How have camera sales changed over the past 60 or 70 years? The chart above offers an interesting look at this question. It shows camera production between 1947 and 2014.
The graph was created by camera marketing guru Heino Hilbig of Mayflower Concepts, who spent years heading up marketing for the likes of Casio and Olympus. It’s based on data from the Japanese organization CIPA (Camera & Imaging Products Association), which reveals that the camera market has been shrinking by double-digit figures each of the past few years after seeing a huge spike in the late 2000s.

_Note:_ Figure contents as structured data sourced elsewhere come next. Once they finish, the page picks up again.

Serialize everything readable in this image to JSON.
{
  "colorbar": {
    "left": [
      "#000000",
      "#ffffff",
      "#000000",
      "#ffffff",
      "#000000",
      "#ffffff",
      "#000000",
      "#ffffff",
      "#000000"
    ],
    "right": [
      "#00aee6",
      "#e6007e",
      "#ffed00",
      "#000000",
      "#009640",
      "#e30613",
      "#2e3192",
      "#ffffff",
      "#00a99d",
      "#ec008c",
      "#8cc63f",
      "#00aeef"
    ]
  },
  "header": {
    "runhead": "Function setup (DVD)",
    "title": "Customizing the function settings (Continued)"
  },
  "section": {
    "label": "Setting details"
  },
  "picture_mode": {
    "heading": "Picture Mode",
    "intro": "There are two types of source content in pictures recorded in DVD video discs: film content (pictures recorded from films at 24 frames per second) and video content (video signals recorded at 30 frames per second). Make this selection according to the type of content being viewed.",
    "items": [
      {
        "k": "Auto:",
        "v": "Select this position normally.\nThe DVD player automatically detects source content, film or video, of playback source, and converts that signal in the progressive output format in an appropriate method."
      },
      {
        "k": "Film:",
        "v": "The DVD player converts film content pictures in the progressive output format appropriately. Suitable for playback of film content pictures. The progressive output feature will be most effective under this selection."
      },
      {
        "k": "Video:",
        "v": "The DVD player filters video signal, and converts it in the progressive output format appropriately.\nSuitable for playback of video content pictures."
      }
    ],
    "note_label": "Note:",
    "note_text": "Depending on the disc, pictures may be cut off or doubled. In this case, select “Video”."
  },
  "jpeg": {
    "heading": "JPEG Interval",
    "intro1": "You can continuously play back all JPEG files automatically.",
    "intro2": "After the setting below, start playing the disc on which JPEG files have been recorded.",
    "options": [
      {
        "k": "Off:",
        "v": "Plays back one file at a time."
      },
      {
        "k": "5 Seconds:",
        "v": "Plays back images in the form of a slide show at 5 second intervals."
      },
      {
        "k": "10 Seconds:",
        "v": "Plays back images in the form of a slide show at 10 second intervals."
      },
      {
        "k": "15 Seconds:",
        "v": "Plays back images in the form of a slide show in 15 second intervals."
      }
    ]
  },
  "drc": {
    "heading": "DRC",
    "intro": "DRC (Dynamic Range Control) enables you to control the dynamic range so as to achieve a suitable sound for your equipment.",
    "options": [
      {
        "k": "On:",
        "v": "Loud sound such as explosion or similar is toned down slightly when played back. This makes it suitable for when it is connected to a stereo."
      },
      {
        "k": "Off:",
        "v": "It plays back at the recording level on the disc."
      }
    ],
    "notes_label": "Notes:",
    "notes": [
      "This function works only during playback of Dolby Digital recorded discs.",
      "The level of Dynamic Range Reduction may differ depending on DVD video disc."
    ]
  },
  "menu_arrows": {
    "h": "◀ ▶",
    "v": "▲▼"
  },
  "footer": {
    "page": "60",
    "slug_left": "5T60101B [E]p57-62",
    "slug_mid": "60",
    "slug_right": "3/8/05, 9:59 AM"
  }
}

The biggest victim of the changing landscape has been compact cameras, which are becoming redundant as smartphone camera quality continues to improve — but it is unclear how much of this drop can directly be attributed to the rise of the smartphone camera.
DSLR and mirrorless cameras haven’t been affected as much, but they’re definitely not helping the overall trend for cameras in general. Total sales are roughly at levels they were a decade ago.
Update: An earlier version of this post attributed the plummet of camera sales in recent years directly to the rise of smartphones. As readers have pointed out, how much of an impact smartphones have had is currently unknown.
Earlier this month, Hilbig gave an interview in which he stated that “there is no correlation between smartphone growth and camera [market] shrinking. You can prove that.” Other reports and studies seem to contradict that statement.